Although you may think you will hear a splash or a cry for help, children often slip into the water without making a sound. Be aware and always watch children around water.

1) What to do if you find a child in the pool:
• Yell for help and the get the child out of the pool and onto the pool deck
• If someone is with you, have them call 911. Determine if the child is still breathing: tilt the head back; if you don’t hear or feel breathing or see the chest rising, begin CPR immediately. Continue CPR until emergency help arrives.
• If you are alone and the child is not breathing, start CPR immediately. After one minute, call 911. Return to the child and continue CPR until help arrives.

2) Children aren’t waterproof. Provide protection by installing an isolation fence that separates the pool from the house and yard. The fence should be a minimum of 5 feet high with vertical spacers no more than 4 inches apart. Gates should open outward from the pool and be self-closing and self-latching with the latch out of reach of small children.

3) Children should be supervised at all times around water. Toddlers have been known to drown in as little as one inch of water. You should not read, play cards, talk on the phone, mow the lawn or do any other distracting activity while watching children.

4) During social gatherings, be certain that an adult has the major responsibility for watching the children and swimmers at all times. Never delegate this supervision to an older child or sibling. The responsibility is too great.

5) Never leave a child alone out of eye contact supervision in or near a pool, spa or bathtub- not even for a second. Beware of deadly distractions including telephone calls, doorbells, cooking, pets and other children. Always take your child with you if you need to leave the pool or bath area.

6) Look in the pool first if a child is missing. 75% of children who drowned were seen only 5 minutes or less before drowning.

7) Learn CPR. Insist that babysitters or guardians are CPR-trained and that they are trained and instructed in pool safety measures and rules.

8) Do not allow children to play around the pool. Keep toys, especially wheeled toys stored outside of the pool area.

9) Keep life-saving devices next to the pool including a hook or pole and a flotation device. Always keep a phone with you poolside. Do not use air-filled swimming aids (such as “water wings”) in place of life jackets or life preservers with children. These can give parents and children a false sense of security and increase the risk of drowning. Remember these are flotation devices and you need to stay in the pool with your child.

10) Teaching a child to swim at an early age is a good idea. However, children should never be allowed to swim in any body of water without adult supervision, even if the child has had lessons and is a proficient swimmer. Young children should never be considered water-safe despite their swimming skills, previous instruction or experience.

11) Do not place objects such as chairs, tables or ladders near the pool or spa fence that would allow a youngster to climb over the fence to enter the pool area. Tree limbs and low overhanging roofs should be removed or made inaccessible.

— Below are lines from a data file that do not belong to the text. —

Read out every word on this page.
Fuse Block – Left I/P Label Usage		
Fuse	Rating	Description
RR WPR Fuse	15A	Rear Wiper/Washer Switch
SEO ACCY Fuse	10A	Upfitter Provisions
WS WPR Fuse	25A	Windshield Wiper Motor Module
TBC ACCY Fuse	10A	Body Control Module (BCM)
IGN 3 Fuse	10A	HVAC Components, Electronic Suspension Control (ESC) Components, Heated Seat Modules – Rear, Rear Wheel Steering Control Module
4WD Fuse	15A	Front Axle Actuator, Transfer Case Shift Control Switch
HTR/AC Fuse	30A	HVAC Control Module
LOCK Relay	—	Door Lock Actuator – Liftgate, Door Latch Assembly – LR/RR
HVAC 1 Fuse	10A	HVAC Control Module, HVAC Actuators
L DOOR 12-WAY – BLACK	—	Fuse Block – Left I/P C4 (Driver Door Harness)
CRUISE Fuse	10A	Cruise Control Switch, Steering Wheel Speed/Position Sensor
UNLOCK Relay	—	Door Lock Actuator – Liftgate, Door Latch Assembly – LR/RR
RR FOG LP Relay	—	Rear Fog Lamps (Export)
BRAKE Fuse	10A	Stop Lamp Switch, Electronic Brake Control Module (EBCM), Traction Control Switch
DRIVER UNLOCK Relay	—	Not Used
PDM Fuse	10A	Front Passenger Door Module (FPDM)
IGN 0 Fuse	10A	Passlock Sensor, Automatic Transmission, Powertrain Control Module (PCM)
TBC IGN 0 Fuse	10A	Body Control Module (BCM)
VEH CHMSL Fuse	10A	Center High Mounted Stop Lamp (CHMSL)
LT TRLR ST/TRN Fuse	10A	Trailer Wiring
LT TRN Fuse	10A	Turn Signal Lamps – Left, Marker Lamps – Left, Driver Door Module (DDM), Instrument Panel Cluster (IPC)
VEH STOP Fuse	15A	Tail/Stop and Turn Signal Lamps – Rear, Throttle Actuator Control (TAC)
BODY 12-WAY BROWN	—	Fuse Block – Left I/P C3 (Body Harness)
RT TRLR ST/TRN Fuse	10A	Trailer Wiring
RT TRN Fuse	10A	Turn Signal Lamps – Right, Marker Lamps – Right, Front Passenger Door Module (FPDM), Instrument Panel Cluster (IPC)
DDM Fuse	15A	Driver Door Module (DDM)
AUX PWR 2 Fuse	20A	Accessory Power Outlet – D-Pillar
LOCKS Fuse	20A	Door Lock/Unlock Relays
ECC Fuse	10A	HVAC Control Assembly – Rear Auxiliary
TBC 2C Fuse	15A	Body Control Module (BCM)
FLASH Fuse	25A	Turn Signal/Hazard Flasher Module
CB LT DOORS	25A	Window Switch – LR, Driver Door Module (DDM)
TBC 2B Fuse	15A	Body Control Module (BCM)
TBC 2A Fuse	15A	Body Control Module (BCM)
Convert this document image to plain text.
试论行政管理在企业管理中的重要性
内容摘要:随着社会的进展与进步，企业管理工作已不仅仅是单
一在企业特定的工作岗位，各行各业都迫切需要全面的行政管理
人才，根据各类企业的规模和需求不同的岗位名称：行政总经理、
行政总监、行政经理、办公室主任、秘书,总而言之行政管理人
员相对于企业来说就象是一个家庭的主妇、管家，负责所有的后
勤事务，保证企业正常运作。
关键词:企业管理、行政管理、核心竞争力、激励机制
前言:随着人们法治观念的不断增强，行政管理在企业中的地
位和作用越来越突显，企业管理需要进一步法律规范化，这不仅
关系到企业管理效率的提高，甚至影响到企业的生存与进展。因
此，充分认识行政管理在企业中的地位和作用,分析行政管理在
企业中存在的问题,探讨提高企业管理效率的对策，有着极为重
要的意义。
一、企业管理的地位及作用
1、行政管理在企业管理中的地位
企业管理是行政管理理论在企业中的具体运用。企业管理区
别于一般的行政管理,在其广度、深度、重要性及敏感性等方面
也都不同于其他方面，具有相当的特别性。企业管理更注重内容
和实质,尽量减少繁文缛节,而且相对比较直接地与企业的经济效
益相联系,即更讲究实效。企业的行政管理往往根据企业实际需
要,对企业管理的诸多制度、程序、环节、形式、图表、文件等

12) Make certain that all doors and windows leading form the house to the pool or spa area are always kept locked. Pool and spa area entries should have a self-closing, self-latching mechanism above the reach of toddlers to protect against unauthorized entry and use.

13) If you use a pool or spa cover, always completely remove the cover before using the spa or pool to avoid the possibility of anyone being trapped and drowning under the cover. Be especially alert if you use any of the lightweight, floating covers as these are not solid and will not hold up a child. Make sure you never allow any water to stand on a pool cover. A child can slide into the center where the water can pool up to 10 inches deep.

14) Keep small children away from buckets containing liquid: 5-gallon industrial containers are a particular danger. Be sure to empty buckets when household chores are done and store them up high.

15) Empty wading pools immediately after use. Turn empty wading pools, wheelbarrows, pails and other containers over or stand them up so that they can’t collect rainwater.

16) Do not drink alcohol or use drugs before or during swimming, boating or water skiing. Teach teenagers about the dangers of drinking alcohol while swimming, boating or water skiing.

17) Make sure all family members wear a Coast Guard-approved life jacket when on a boat for sailing, fishing or other water activities. Make sure children wear a life jacket that is made for them and fits.

18) Teach your children good pool or spa safety habits: no running, pushing playmates, jumping on others, diving or jumping in shallow water or dunking. Teach your children the most effective way to get out of the pool or spa quickly.